Researchers said that focusing on rehabilitation first could prevent more than half of operations done to repair a tear in the anterior cruciate ligament (ACL), which lies beneath the kneecap and attaches the thigh bone to the shin bone.

Such tears are the most common type of knee ligament injury, often affecting athletes. About 200,000 ACL reconstructions are done in the United States each year at a cost of billions of dollars.

Treatment of "an acute ACL injury should start with structured rehabilitation rather than early ACL reconstruction," Richard Frobell of Lund University in Sweden, whose study appears in the New England Journal of Medicine, said in an e-mail.

The team looked at 121 people aged 18 to 35, none of them professional athletes. About half received surgery. The others were given rehabilitation in hopes of delaying the operation. Twenty-three of the 59 patients in the rehabilitation group eventually ended up having the operation anyway.

After two years, people assigned to the surgery group were not doing better than those who got physical therapy as a first option.
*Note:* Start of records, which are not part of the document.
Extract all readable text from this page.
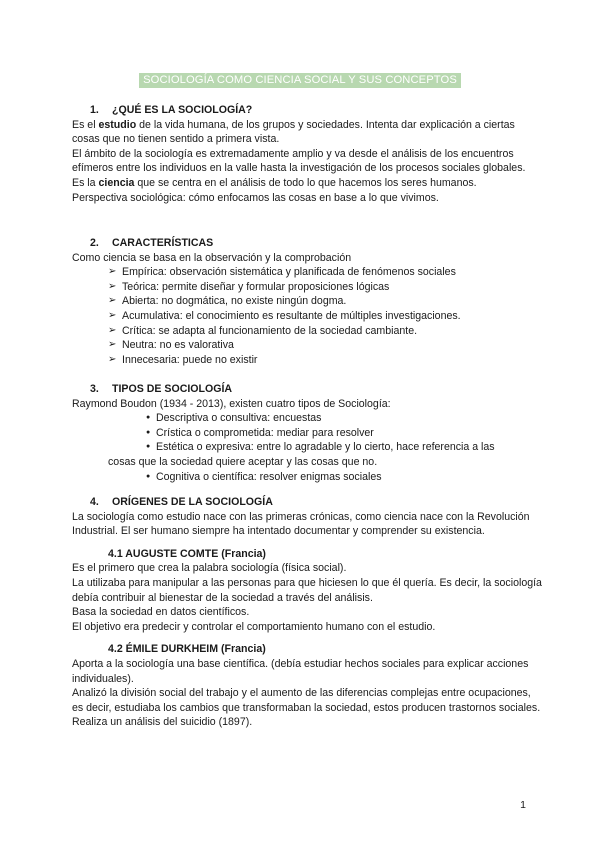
SOCIOLOGÍA COMO CIENCIA SOCIAL Y SUS CONCEPTOS

1. ¿QUÉ ES LA SOCIOLOGÍA?

Es el estudio de la vida humana, de los grupos y sociedades. Intenta dar explicación a ciertas cosas que no tienen sentido a primera vista.

El ámbito de la sociología es extremadamente amplio y va desde el análisis de los encuentros efímeros entre los individuos en la valle hasta la investigación de los procesos sociales globales.

Es la ciencia que se centra en el análisis de todo lo que hacemos los seres humanos.

Perspectiva sociológica: cómo enfocamos las cosas en base a lo que vivimos.

2. CARACTERÍSTICAS

Como ciencia se basa en la observación y la comprobación

➢ Empírica: observación sistemática y planificada de fenómenos sociales
➢ Teórica: permite diseñar y formular proposiciones lógicas
➢ Abierta: no dogmática, no existe ningún dogma.
➢ Acumulativa: el conocimiento es resultante de múltiples investigaciones.
➢ Crítica: se adapta al funcionamiento de la sociedad cambiante.
➢ Neutra: no es valorativa
➢ Innecesaria: puede no existir

3. TIPOS DE SOCIOLOGÍA

Raymond Boudon (1934 - 2013), existen cuatro tipos de Sociología:

● Descriptiva o consultiva: encuestas
● Crística o comprometida: mediar para resolver
● Estética o expresiva: entre lo agradable y lo cierto, hace referencia a las

cosas que la sociedad quiere aceptar y las cosas que no.

● Cognitiva o científica: resolver enigmas sociales

4. ORÍGENES DE LA SOCIOLOGÍA

La sociología como estudio nace con las primeras crónicas, como ciencia nace con la Revolución Industrial. El ser humano siempre ha intentado documentar y comprender su existencia.

4.1 AUGUSTE COMTE (Francia)

Es el primero que crea la palabra sociología (física social).

La utilizaba para manipular a las personas para que hiciesen lo que él quería. Es decir, la sociología debía contribuir al bienestar de la sociedad a través del análisis.

Basa la sociedad en datos científicos.

El objetivo era predecir y controlar el comportamiento humano con el estudio.

4.2 ÉMILE DURKHEIM (Francia)

Aporta a la sociología una base científica. (debía estudiar hechos sociales para explicar acciones individuales).

Analizó la división social del trabajo y el aumento de las diferencias complejas entre ocupaciones, es decir, estudiaba los cambios que transformaban la sociedad, estos producen trastornos sociales.

Realiza un análisis del suicidio (1897).

1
The assessment was based on various measures of pain, symptoms, and the ability to function.

"Surgical reconstruction was avoided in 61 percent of the subjects without compromising the results," the Frobell team concluded.
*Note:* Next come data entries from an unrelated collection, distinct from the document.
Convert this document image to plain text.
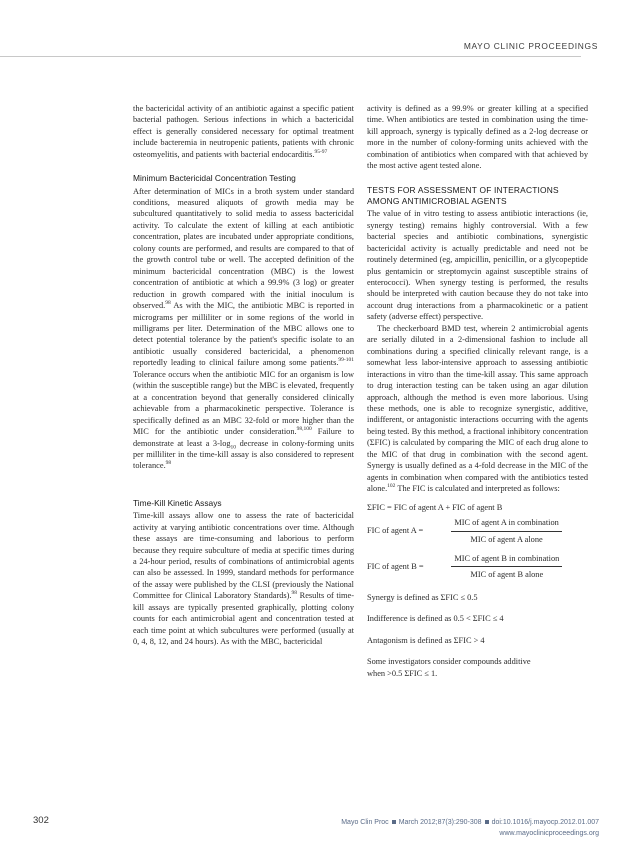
MAYO CLINIC PROCEEDINGS

the bactericidal activity of an antibiotic against a specific patient bacterial pathogen. Serious infections in which a bactericidal effect is generally considered necessary for optimal treatment include bacteremia in neutropenic patients, patients with chronic osteomyelitis, and patients with bacterial endocarditis.$^{95-97}$

Minimum Bactericidal Concentration Testing

After determination of MICs in a broth system under standard conditions, measured aliquots of growth media may be subcultured quantitatively to solid media to assess bactericidal activity. To calculate the extent of killing at each antibiotic concentration, plates are incubated under appropriate conditions, colony counts are performed, and results are compared to that of the growth control tube or well. The accepted definition of the minimum bactericidal concentration (MBC) is the lowest concentration of antibiotic at which a 99.9% (3 log) or greater reduction in growth compared with the initial inoculum is observed.$^{98}$ As with the MIC, the antibiotic MBC is reported in micrograms per milliliter or in some regions of the world in milligrams per liter. Determination of the MBC allows one to detect potential tolerance by the patient's specific isolate to an antibiotic usually considered bactericidal, a phenomenon reportedly leading to clinical failure among some patients.$^{99-101}$ Tolerance occurs when the antibiotic MIC for an organism is low (within the susceptible range) but the MBC is elevated, frequently at a concentration beyond that generally considered clinically achievable from a pharmacokinetic perspective. Tolerance is specifically defined as an MBC 32-fold or more higher than the MIC for the antibiotic under consideration.$^{98,100}$ Failure to demonstrate at least a $3-\log_{10}$ decrease in colony-forming units per milliliter in the time-kill assay is also considered to represent tolerance.$^{98}$

Time-Kill Kinetic Assays

Time-kill assays allow one to assess the rate of bactericidal activity at varying antibiotic concentrations over time. Although these assays are time-consuming and laborious to perform because they require subculture of media at specific times during a 24-hour period, results of combinations of antimicrobial agents can also be assessed. In 1999, standard methods for performance of the assay were published by the CLSI (previously the National Committee for Clinical Laboratory Standards).$^{98}$ Results of time-kill assays are typically presented graphically, plotting colony counts for each antimicrobial agent and concentration tested at each time point at which subcultures were performed (usually at 0, 4, 8, 12, and 24 hours). As with the MBC, bactericidal

activity is defined as a 99.9% or greater killing at a specified time. When antibiotics are tested in combination using the time-kill approach, synergy is typically defined as a 2-log decrease or more in the number of colony-forming units achieved with the combination of antibiotics when compared with that achieved by the most active agent tested alone.

TESTS FOR ASSESSMENT OF INTERACTIONS
AMONG ANTIMICROBIAL AGENTS

The value of in vitro testing to assess antibiotic interactions (ie, synergy testing) remains highly controversial. With a few bacterial species and antibiotic combinations, synergistic bactericidal activity is actually predictable and need not be routinely determined (eg, ampicillin, penicillin, or a glycopeptide plus gentamicin or streptomycin against susceptible strains of enterococci). When synergy testing is performed, the results should be interpreted with caution because they do not take into account drug interactions from a pharmacokinetic or a patient safety (adverse effect) perspective.

The checkerboard BMD test, wherein 2 antimicrobial agents are serially diluted in a 2-dimensional fashion to include all combinations during a specified clinically relevant range, is a somewhat less labor-intensive approach to assessing antibiotic interactions in vitro than the time-kill assay. This same approach to drug interaction testing can be taken using an agar dilution approach, although the method is even more laborious. Using these methods, one is able to recognize synergistic, additive, indifferent, or antagonistic interactions occurring with the agents being tested. By this method, a fractional inhibitory concentration (ΣFIC) is calculated by comparing the MIC of each drug alone to the MIC of that drug in combination with the second agent. Synergy is usually defined as a 4-fold decrease in the MIC of the agents in combination when compared with the antibiotics tested alone.$^{102}$ The FIC is calculated and interpreted as follows:

ΣFIC = FIC of agent A + FIC of agent B

FIC of agent $A = \frac{\text{MIC of agent A in combination}}{\text{MIC of agent A alone}}$
FIC of agent $B = \frac{\text{MIC of agent B in combination}}{\text{MIC of agent B alone}}$

Synergy is defined as ΣFIC ≤ 0.5

Indifference is defined as 0.5 < ΣFIC ≤ 4

Antagonism is defined as ΣFIC > 4

Some investigators consider compounds additive
when >0.5 ΣFIC ≤ 1.

302	Mayo Clin Proc March 2012;87(3):290-308 doi:10.1016/j.mayocp.2012.01.007
www.mayoclinicproceedings.org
Dr. Bruce Levy of the Mayo Clinic in Rochester, Minn., who wrote a commentary on the study, said the findings support what doctors already do.
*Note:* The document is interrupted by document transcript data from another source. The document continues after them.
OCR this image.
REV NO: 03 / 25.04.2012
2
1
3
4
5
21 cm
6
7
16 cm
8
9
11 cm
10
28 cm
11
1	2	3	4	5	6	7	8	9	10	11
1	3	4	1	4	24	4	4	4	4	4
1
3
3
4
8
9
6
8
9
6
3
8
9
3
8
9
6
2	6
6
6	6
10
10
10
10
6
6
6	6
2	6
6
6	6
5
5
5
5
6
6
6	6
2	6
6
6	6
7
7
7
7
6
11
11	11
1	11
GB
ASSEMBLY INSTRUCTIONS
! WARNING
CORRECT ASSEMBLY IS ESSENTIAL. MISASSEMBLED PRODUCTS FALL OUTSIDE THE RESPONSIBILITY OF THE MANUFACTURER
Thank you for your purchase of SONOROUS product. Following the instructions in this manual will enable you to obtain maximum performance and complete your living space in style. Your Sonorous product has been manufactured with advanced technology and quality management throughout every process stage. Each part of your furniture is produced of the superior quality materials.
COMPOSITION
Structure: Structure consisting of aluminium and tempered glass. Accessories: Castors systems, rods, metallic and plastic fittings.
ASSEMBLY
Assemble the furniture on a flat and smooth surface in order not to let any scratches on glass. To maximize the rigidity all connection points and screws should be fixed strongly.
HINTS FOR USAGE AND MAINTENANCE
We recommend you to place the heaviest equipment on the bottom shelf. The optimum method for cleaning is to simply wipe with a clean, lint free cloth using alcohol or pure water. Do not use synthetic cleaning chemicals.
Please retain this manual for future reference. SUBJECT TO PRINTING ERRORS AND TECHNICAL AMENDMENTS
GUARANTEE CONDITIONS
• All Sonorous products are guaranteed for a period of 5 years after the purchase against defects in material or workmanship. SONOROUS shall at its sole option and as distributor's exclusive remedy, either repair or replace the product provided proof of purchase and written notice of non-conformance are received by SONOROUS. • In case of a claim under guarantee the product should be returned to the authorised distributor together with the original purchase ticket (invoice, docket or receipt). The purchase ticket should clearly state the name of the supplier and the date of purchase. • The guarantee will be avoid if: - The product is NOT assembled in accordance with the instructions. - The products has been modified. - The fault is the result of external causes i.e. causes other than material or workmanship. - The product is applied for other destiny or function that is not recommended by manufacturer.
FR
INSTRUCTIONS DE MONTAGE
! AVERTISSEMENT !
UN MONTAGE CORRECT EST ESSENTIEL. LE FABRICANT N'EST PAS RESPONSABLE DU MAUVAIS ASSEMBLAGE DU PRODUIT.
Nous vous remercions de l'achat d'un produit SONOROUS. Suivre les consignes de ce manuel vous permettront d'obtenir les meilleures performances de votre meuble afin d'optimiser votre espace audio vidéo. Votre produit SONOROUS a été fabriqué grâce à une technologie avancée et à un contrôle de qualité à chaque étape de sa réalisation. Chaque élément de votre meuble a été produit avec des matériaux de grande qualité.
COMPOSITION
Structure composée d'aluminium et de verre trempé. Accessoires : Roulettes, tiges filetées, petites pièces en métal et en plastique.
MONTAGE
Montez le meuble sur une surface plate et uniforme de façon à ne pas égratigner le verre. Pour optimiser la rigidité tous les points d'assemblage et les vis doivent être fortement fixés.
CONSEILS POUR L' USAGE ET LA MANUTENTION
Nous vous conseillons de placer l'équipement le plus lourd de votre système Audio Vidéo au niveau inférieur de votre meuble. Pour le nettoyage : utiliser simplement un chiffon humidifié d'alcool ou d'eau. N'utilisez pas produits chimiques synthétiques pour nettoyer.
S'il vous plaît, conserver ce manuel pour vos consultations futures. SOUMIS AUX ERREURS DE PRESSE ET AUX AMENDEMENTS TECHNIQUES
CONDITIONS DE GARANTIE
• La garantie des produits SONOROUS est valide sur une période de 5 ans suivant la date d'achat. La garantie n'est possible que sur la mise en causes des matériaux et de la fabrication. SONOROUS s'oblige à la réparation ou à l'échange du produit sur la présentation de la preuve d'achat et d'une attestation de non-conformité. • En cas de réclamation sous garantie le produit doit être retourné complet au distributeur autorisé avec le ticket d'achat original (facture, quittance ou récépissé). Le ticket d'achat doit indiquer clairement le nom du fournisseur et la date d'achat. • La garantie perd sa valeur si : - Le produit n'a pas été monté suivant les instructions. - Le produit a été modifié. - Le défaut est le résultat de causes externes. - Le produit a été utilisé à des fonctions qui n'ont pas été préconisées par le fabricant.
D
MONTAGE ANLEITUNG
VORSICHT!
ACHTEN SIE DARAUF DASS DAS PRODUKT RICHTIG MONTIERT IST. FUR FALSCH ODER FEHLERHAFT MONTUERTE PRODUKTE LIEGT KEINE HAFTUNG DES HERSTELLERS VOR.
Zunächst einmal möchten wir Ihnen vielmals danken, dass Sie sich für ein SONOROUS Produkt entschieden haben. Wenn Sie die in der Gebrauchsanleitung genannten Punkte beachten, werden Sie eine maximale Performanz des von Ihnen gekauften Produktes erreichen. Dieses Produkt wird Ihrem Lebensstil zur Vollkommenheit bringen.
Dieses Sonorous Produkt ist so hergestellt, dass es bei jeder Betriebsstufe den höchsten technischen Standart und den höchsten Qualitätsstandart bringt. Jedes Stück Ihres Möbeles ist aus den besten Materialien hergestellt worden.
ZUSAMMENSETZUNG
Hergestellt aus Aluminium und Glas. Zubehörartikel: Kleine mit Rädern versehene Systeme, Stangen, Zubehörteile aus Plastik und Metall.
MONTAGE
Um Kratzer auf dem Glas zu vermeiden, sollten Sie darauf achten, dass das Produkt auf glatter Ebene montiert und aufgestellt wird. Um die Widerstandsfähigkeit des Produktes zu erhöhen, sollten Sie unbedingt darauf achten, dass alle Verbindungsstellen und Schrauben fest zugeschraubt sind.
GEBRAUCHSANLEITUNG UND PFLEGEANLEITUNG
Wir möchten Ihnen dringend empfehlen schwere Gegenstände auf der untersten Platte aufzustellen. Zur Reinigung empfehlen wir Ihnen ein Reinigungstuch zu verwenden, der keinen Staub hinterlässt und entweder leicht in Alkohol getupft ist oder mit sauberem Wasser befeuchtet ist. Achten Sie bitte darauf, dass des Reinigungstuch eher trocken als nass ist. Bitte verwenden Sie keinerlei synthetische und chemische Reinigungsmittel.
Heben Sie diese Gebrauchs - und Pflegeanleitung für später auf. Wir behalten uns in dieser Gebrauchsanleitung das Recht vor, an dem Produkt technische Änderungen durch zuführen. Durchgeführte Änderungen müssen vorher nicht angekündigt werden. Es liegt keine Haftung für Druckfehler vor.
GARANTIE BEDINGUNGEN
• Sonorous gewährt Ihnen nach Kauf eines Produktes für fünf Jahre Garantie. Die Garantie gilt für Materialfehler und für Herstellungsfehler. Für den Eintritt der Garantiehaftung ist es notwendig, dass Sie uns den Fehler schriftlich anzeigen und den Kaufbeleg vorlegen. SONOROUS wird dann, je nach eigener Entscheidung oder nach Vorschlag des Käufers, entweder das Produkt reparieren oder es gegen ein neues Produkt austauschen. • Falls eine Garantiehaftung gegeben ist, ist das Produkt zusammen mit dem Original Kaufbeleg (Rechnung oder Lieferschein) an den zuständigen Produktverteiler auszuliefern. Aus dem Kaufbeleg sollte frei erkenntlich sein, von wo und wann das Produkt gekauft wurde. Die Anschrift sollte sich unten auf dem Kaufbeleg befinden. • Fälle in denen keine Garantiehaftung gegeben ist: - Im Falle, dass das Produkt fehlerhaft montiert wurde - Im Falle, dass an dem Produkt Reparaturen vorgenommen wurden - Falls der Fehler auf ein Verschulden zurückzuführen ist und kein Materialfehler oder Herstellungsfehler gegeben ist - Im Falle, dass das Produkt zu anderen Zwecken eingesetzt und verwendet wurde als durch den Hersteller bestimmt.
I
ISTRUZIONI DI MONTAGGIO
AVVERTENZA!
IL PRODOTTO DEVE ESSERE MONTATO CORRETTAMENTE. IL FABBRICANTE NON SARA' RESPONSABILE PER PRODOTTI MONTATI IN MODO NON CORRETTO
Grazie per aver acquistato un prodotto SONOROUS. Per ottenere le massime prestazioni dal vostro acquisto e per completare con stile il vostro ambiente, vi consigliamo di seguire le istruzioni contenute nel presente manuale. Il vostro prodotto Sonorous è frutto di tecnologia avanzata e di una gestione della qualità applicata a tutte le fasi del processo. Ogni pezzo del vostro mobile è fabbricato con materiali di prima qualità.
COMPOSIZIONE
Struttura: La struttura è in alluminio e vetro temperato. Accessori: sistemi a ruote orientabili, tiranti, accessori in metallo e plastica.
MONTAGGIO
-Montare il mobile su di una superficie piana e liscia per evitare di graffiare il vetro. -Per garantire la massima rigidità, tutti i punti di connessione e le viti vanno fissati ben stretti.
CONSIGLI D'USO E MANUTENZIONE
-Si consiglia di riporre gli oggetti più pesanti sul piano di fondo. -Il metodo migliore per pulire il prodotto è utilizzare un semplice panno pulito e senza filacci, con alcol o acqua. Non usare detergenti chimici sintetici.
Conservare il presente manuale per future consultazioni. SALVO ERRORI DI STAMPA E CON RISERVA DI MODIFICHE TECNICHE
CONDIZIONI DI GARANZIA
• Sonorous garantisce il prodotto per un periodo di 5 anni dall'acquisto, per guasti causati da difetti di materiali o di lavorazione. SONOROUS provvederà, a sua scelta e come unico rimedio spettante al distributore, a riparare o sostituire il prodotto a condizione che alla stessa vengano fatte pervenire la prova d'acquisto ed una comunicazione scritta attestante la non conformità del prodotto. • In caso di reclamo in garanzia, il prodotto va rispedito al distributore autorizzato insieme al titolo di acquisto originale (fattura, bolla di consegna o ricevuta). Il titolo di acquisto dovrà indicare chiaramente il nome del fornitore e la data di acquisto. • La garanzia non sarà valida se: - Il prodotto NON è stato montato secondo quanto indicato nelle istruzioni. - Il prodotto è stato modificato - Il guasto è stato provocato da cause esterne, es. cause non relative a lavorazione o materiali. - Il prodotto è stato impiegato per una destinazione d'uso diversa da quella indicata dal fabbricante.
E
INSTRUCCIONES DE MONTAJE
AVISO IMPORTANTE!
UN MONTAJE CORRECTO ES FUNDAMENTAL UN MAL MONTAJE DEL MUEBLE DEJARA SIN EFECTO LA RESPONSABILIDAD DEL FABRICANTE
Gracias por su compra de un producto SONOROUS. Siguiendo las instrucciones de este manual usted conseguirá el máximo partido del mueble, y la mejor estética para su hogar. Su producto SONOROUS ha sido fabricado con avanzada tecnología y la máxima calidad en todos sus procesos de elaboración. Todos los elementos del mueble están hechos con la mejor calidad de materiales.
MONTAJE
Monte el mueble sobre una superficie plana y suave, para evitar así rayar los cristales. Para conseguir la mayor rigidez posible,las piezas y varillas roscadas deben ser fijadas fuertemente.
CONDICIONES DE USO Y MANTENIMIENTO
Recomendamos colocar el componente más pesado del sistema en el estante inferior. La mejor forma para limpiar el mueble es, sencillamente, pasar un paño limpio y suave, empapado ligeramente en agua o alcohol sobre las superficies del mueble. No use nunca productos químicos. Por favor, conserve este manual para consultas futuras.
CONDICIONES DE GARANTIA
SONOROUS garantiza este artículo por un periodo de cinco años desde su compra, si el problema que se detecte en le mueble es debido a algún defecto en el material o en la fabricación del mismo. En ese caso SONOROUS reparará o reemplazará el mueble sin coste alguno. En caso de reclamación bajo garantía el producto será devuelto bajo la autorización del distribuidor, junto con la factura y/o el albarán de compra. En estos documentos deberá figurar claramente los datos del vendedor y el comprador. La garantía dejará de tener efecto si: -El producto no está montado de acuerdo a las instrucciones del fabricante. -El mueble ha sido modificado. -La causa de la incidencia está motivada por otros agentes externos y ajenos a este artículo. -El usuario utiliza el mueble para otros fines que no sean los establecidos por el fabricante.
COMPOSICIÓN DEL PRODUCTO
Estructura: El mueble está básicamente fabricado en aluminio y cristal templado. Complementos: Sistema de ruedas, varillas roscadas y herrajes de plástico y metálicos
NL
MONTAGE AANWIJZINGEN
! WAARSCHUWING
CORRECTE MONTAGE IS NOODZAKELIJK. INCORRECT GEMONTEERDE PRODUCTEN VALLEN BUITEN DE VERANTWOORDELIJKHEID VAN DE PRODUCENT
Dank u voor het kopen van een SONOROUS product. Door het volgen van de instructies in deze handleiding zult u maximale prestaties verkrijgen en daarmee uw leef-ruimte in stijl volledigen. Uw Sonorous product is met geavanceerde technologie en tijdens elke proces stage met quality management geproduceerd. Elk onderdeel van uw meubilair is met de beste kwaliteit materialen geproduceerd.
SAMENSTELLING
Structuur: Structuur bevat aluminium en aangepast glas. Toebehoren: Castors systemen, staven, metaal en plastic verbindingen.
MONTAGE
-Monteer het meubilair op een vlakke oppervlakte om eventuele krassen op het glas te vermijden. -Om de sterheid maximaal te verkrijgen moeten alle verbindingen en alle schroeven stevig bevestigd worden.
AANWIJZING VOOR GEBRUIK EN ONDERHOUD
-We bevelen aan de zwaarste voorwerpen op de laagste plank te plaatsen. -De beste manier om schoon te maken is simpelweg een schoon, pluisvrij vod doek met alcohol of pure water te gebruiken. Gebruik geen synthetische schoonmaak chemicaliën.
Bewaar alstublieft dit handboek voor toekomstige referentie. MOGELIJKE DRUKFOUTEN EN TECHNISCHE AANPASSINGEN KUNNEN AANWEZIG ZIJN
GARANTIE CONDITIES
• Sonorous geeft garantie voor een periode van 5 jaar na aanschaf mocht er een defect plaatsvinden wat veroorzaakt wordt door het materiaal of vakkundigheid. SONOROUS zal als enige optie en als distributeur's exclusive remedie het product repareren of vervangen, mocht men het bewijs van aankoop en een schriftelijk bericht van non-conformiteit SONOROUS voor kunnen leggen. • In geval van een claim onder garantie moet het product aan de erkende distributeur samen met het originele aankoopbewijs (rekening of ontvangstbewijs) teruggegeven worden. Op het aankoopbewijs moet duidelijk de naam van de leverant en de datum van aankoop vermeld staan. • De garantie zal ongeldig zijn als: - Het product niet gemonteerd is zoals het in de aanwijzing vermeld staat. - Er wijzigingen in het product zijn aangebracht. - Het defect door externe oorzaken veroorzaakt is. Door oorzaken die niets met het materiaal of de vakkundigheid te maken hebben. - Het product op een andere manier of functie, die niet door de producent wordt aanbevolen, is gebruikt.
"It confirms what we have always intuitively thought and known, and that is that not all patients need their ACLs reconstructed, and that the decision to perform an ACL reconstruction really needs to be individually tailored," Levy said in a statement.

He cautioned that longer-term evaluations have shown that delayed ACL reconstruction in some people poses a risk of damaging other parts of the knee.

"There's solid evidence that people who have ACL tears and do not have reconstruction, if they go on to have frequent giving-way or instability episodes, they are at an increased risk of doing damage," he said in a telephone interview.

Frobell said the risk cited by Levy is based on doctors observing what happens to patients who have not had surgery, but there may not be a direct cause and effect.

In his commentary, Levy said the new research "confirms that some patients who are not elite athletes can function with an ACL-deficient knee."

But he said it was hard to predict which patients will need surgery, and said longer-term data are needed.